Legia zremisowała trzeci mecz z rzędu w Ekstraklasie, tym razem na własnym stadionie z Pogonią Szczecin 1-1. "Wojskowi" przeważali, prowadzili, ale po raz kolejny dali sobie odebrać punkty, to był sprawiedliwy remis?
Legia stworzyła więcej okazji do zdobycia bramek, ale zabrakło skuteczności. Oczekujemy od niej zdecydowanie więcej. To co ostatnio dzieje się wokół klubu z Warszawy może budzić pewien niepokój. Bolączką Legii jest zwłaszcza gra w obronie, często traci punkty na własne życzenie.
Spotkanie Legii z Pogonią rozczarowało?
Mnie tak. To był mecz w którym padały bramki po błędach personalnych. Legia również strzeliła gola po błędzie, tyle, że bramkarza Pogoni. Zagrały w nim drużyna rozpędzona i zmęczona, Pogoń w ciągu ośmiu dni zagrali trzeci mecz oraz zespół, który mentalnie wyraźnie jest w dołku.

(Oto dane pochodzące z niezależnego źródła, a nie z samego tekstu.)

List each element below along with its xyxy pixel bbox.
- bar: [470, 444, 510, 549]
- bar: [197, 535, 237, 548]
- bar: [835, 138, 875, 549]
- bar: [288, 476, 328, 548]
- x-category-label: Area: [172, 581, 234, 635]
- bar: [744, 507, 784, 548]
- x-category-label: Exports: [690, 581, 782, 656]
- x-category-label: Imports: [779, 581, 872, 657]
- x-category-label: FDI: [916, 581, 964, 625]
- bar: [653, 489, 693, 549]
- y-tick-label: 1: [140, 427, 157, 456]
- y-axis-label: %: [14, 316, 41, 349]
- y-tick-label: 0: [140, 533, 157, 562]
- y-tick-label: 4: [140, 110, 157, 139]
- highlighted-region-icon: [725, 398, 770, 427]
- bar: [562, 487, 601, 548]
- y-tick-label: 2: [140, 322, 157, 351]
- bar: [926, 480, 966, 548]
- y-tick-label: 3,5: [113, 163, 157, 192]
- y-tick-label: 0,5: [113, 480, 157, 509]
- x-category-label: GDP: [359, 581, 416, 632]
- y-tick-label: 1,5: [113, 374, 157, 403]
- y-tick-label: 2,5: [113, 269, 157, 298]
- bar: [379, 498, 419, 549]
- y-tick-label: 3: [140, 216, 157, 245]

W tym roku Legia straciła już sześć punktów, do prowadzącego Śląska Wrocław, który pokonał na własnym stadionie Widzew Łódź 2-1 traci siedem punktów. Trudno będzie wicemistrzom Polski odzyskać tytuł?
Czasami dwie, trzy kolejki zmieniają wszystko, ale mistrzostwo Polski na pewno do Legii się nie przybliża. Patrzę na zespół trenera Kosty Runjaicia i zastanawiam się, co takiego stało, że Legia u siebie właściwie nie potrafi wygrywać. W ostatnich siedmiu meczach przy Łazienkowskiej wygrała tylko raz. Jej bolączką jest zwłaszcza gra w obronie, często traci punkty na własne życzenie.
Drugi mecz z rzędu na ławce rezerwowych usiadł Kacper Tobiasz. To dobra decyzja sztabu trenerskiego, że daje odpocząć młodemu bramkarzowi, który ostatnio nie spisywał się najlepiej?
Był taki czas, gdy zastanawiano się, czy to Kacper Tobiasz ma wychodzić na mecz w podstawowej jedenastce i wtedy trener był konsekwentny stawiając na niego. Teraz stara się być sprawiedliwy i stawia na Hładuna.
Pogoń pokazała w Warszawie charakter, w tym roku jeszcze nie przegrała meczu, może na poważnie włączyć się do walki o mistrzostwo Polski?
Patrząc na to jak gra i punktuje, to jest kandydatem do walki o złoty medal. Ale tak jak dużo zmieniły dwie kolejki w tym roku, tak dużo mogą zmienić dwie następne.
Kolejne punkty stracił niedawny jeszcze lider Jagiellonia Białystok. Tym razem zespół z Podlasia przegrał w Zabrzu z Górnikiem 1-2. Trzy mecze, jeden punkt, Jagiellonia wpadła w kryzys?
Ja nie skreślałbym jeszcze Jagiellonii, daję szanse na medal każdej z drużyn, które są w pierwszej szóstce tabeli Ekstraklasy. Na ten moment nie widzę jednak murowanego faworyta, jeśli chodzi o wyścig po mistrzostwo. On wygląda trochę tak, jak tasowanie kart, zobaczymy jak będzie po ostatnim rozdaniu.